Estaban por el lado para niños de la piscina y, claro, ahí Natalia, de pie, destacaba, estatuaria y empapadita, de las caderas para arriba, y hasta un poquito más, y además lo que andaba por debajo del agua se delineaba y se desdelineaba y Carlitos en su afán de fijar todo aquello en un solo cuerpo encima y debajo del agua empezó a marearse de amor y deseo y, bueno, ahí fue a dar un rato largo, como quien busca un cambio de piel, o de una vez por todas de personalidad y hasta de nombre y apellido, o en cualquier caso quitarse de encima el atroz pellejo de los diecisiete años e instalarse para siempre en un mundo mejor. Natalia lo dejaba aventurarse, perderse, regresar feliz de sus renovadas búsquedas y su constante meter la cabeza en el agua para que las líneas del cuerpazo que se le ondulaban debajo de la superficie correspondieran exactamente con las que estaban en el mundo mejor y, de esta manera, alcanzar lo que él mismo llamó el mejor de los mundos, mientras ella se limitaba a seguir de pie, amándolo, castigándolo, exhibiéndosele, dándole la espalda, volviéndole a dar la espalda, y volviéndole a dar la espalda, que fue cuando el pobre Carlitos, que ya ni veía cuando le daban el frente, intentó piropearla y le habló de sus cabellos vaporosos bajo la luz de la luna, eternamente empapados de ondulación permanente, que deberían permanecer para siempre bajo la luz de la luna…

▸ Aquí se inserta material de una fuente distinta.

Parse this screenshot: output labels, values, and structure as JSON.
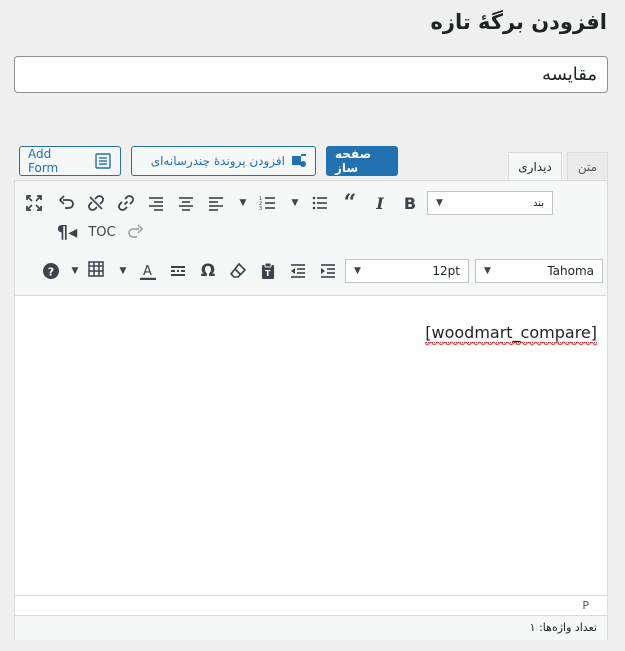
{
  "page": {
    "title": "افزودن برگهٔ تازه"
  },
  "title_input": {
    "value": "مقایسه"
  },
  "buttons": {
    "add_form": "Add Form",
    "add_media": "افزودن پروندهٔ چندرسانه‌ای",
    "page_builder": "صفحه ساز"
  },
  "tabs": {
    "text": "متن",
    "visual": "دیداری"
  },
  "toolbar": {
    "row1": {
      "format_select": "بند",
      "icons": [
        "bold-icon",
        "italic-icon",
        "blockquote-icon",
        "bullet-list-icon",
        "numbered-list-icon",
        "align-left-icon",
        "align-center-icon",
        "align-right-icon",
        "link-icon",
        "unlink-icon",
        "undo-icon",
        "fullscreen-icon"
      ]
    },
    "row2": {
      "toc_label": "TOC",
      "icons": [
        "paragraph-mark-icon",
        "redo-icon"
      ]
    },
    "row3": {
      "font_family": "Tahoma",
      "font_size": "12pt",
      "icons": [
        "indent-icon",
        "outdent-icon",
        "paste-text-icon",
        "clear-formatting-icon",
        "special-char-icon",
        "horizontal-line-icon",
        "text-color-icon",
        "table-icon",
        "help-icon"
      ]
    }
  },
  "editor": {
    "content": "[woodmart_compare]",
    "path": "P",
    "word_count": "تعداد واژه‌ها: ۱"
  },
  "colors": {
    "primary": "#2271b1",
    "background": "#f0f0f1",
    "toolbar_bg": "#f6f7f7"
  }
}
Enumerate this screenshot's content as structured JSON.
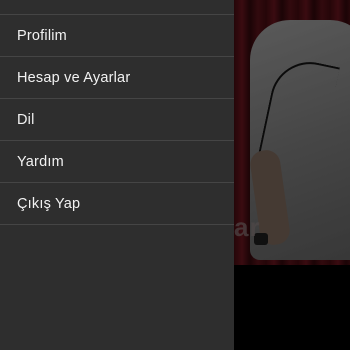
{
  "drawer": {
    "items": [
      {
        "label": "Profilim"
      },
      {
        "label": "Hesap ve Ayarlar"
      },
      {
        "label": "Dil"
      },
      {
        "label": "Yardım"
      },
      {
        "label": "Çıkış Yap"
      }
    ]
  },
  "background": {
    "partial_text": "ar"
  },
  "colors": {
    "drawer_bg": "#2e2e2e",
    "divider": "#454545",
    "text": "#f2f2f2"
  }
}
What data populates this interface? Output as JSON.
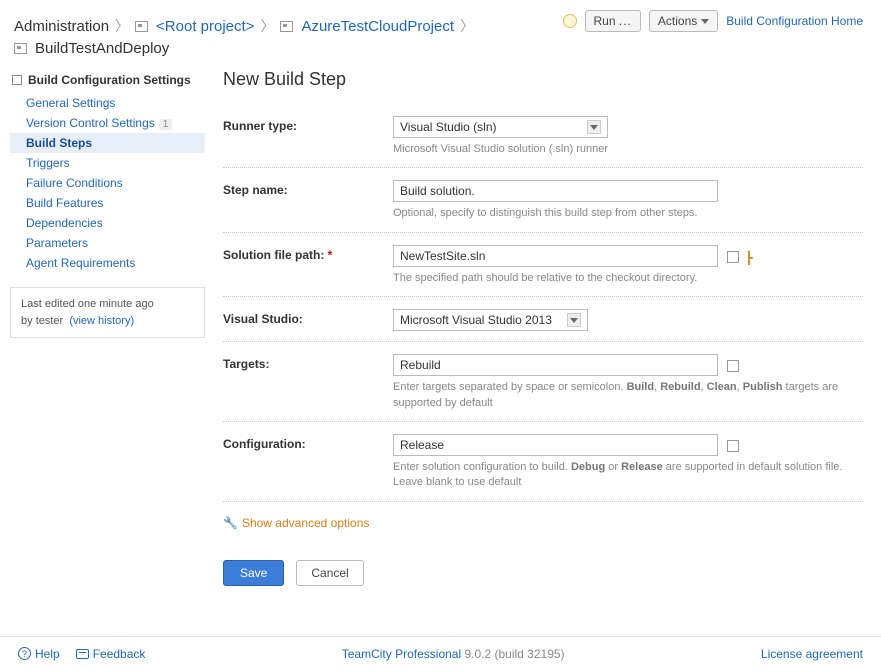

– ¿Y el solazo que hace, mi amor?
Carlitos soltó la carcajada mientras le contaba que había tratado de imitar a los mellizos Céspedes piropeando a alguien con unas expresiones que aún no controlan, y que ahora el par de locos esos andaba estudiando la ropa de montar y desmontar a caballo de las estrellas del firmamento y la meca del cine…
– No me vas a hablar ahora también de los mellizos, Carlitos, por favor -le dijo Natalia, feliz, en el fondo, con el total cambio de giro de la conversación. Por primera vez en la vida le alegraba oír hablar de los mellizos, y es que ya no soportaba ni un minuto más los mil nombres de la tal Consuelito ni nombre alguno de las hermanitas Vélez Sarsfield-. Pero, bueno, ¿cómo piropean los mellizos, Carlitos? Sigúeme contando, a ver, porque, la verdad, sonaba divertido…
– Tus cabellos vaporosos deben permanecer siempre bajo la luz de la luna en un día de sol…
– ¿Y lo del firmamento en la meca?
– Para otro día, mi amor -le dijo Carlitos, mientras Natalia observaba, realmente encantada, su renovada copa de champán y la extraña mezcolanza de bebidas que tomaba Carlitos en una misma copa de vino. Reposaban ambas y un cubo de hielo sobre el borde de la piscina y habían llegado en la alfombra mágica. Carlitos, por supuesto, no estaba como para enterarse de nada, ya. Era aquel muchacho feliz y sin edad que nunca jamás volvería a temerle al tictac de un reloj.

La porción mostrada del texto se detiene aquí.